Keep the following five strategies in mind when working with your suppliers:
Informal conversations with suppliers are common and some suppliers over-promise all sorts of nice terms, verbally. However, be certain to get all your agreements in writing and thereby avoid the oft too common scenario of a supplier who promises the moon then conveniently forgets those terms during crunch time.
Outline what your supplier expects from you and what you expect from them for your supply chain solutions (and that they’ve agreed upon). Then ask their representative to sign it and then countersign the documents. Don’t ever rely on your supplier to draft the agreement or NDA.

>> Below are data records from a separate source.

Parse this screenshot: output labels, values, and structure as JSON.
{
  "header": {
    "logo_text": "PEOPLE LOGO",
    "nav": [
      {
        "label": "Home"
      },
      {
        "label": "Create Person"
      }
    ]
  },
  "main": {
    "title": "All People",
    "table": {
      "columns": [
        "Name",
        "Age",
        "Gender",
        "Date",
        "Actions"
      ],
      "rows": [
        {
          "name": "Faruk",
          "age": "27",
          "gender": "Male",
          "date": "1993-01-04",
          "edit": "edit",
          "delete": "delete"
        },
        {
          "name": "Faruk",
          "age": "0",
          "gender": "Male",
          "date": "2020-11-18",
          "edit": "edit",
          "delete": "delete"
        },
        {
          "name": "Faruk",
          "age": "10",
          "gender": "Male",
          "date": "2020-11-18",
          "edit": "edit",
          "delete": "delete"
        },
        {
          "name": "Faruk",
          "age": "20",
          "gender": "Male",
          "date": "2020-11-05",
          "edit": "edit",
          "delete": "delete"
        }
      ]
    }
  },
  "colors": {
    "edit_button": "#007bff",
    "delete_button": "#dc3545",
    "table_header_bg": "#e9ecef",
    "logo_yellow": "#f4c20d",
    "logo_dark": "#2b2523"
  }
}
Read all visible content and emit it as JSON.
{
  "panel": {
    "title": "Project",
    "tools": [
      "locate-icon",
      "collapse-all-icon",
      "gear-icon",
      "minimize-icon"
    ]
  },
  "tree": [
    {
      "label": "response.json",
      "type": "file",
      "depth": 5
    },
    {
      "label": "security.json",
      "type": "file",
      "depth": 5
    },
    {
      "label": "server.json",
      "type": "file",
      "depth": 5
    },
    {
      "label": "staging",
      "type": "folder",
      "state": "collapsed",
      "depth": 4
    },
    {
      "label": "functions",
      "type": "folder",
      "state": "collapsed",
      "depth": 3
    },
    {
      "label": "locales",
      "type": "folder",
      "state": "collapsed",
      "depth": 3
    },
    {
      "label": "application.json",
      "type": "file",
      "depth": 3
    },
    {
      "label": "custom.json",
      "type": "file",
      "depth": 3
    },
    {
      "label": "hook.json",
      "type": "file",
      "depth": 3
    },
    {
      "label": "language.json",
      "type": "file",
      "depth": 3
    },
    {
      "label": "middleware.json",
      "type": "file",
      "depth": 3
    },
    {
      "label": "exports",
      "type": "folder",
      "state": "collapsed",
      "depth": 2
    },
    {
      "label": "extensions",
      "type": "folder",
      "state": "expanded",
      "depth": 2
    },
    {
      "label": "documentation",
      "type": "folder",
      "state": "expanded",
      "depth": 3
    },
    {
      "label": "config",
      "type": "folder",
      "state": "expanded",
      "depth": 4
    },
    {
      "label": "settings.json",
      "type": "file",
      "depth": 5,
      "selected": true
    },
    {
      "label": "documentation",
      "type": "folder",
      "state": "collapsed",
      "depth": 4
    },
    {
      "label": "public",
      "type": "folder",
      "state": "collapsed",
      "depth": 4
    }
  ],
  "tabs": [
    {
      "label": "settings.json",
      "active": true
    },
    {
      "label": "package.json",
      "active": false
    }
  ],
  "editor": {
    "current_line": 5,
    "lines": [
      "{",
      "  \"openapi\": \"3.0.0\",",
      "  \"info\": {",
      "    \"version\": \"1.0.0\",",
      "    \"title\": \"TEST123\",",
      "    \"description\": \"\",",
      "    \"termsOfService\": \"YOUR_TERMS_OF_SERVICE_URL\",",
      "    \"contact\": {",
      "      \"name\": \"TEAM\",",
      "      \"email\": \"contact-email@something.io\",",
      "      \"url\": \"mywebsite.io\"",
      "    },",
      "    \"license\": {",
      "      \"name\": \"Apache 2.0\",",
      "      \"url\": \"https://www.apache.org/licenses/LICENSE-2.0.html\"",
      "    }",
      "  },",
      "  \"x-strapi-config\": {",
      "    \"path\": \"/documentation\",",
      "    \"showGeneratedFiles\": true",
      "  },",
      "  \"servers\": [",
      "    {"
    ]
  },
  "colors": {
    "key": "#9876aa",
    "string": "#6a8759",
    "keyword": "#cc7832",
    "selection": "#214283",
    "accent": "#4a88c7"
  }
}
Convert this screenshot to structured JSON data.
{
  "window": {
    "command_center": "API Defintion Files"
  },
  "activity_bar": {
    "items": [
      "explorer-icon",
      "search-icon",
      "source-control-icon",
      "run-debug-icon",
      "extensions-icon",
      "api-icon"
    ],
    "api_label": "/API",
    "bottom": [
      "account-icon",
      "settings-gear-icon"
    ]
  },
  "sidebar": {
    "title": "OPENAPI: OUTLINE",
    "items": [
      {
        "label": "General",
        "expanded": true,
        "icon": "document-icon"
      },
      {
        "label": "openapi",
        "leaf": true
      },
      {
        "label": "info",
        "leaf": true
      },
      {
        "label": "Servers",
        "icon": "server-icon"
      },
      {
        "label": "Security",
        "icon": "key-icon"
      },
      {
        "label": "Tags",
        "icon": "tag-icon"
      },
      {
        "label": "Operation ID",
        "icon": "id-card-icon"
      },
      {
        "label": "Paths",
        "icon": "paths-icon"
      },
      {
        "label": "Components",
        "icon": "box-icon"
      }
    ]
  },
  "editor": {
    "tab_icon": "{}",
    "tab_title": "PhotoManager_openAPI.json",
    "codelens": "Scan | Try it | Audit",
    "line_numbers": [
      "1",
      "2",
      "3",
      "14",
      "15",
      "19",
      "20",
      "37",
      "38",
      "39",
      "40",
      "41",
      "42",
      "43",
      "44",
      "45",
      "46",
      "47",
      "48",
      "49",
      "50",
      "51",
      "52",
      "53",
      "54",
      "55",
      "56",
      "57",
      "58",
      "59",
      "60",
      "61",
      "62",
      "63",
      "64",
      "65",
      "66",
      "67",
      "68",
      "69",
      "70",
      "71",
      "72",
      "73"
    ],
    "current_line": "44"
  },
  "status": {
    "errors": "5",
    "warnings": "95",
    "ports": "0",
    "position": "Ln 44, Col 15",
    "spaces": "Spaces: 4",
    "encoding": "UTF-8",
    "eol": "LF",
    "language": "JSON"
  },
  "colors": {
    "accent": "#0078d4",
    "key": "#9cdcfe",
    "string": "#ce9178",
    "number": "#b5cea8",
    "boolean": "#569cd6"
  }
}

Much of the misunderstandings in business are due to a breakdown in effective communication. Don’t expect a supplier to read your mind or to understand your business from the onset. It is your job to see through to achieving your desired supply chain solutions. It’s your responsibility to clearly outline what you expect in exchange for payment. So, if a supplier is continually not meeting your expectations – and you’ve identified that upfront – it’s much easier to move your business to partners who can. Collaboration is key when working with suppliers, so also think about setting up a supplier day to get that communication process started.
One way you can help your new partners, and see through to the success of your supply chain solutions, is to share a quarterly forecast of the anticipated volume you intend to bring them. Be conservative in your estimates and base them on historical sales data – ideally the same period versus year ago.
Sharing data will put your supplier in a better position to help you meet your business needs and cut down on elongated lead times.
It’s an exception to have only one supplier as it is rarely feasible. Diversification is wise because supplier greed or emergencies do happen at times. To reduce your risks, have options outlined and in writing to reduce the volatility of your pricing (increasing without notice). You’ll also circumvent issues with quality assurance or lagging lead times. If you have an excellent relationship with your current supplier –keep it going! Yet always have another on-call supplier to provide your firm a safety net. After all, to succeed in achieving your desired supply chain solutions you’ll need consistent supply. Risk mitigation is a BIG deal in the supply chain, and not just for disasters, but also when daily suppliers situations go awry.
Relying on one sole source is risky business. If a supplier is simply not delivering (in more ways than one), start allocating a percentage of your purchases to a new supplier. Spreading your risk will allow you the necessary consistently and peace of mind.
Why is accountability so important? “Because accountability is what gets things done. Without it, things just don’t happen,” according to entrepreneur Danielle Zack.
Your units should be ready when your supplier agreed. Not late. When you pay an invoice on time, your suppliers’ obligation is to be responsible and transparent as well in your relationship with them.
A sign of a good supplier is the ability to trust in the small things, which will lead to your confidence to increase your ordered volume. As an extension of your team, good suppliers are key to meeting your supply chain solutions and achievements. Set the same expectations for suppliers as you do for the rest of your team.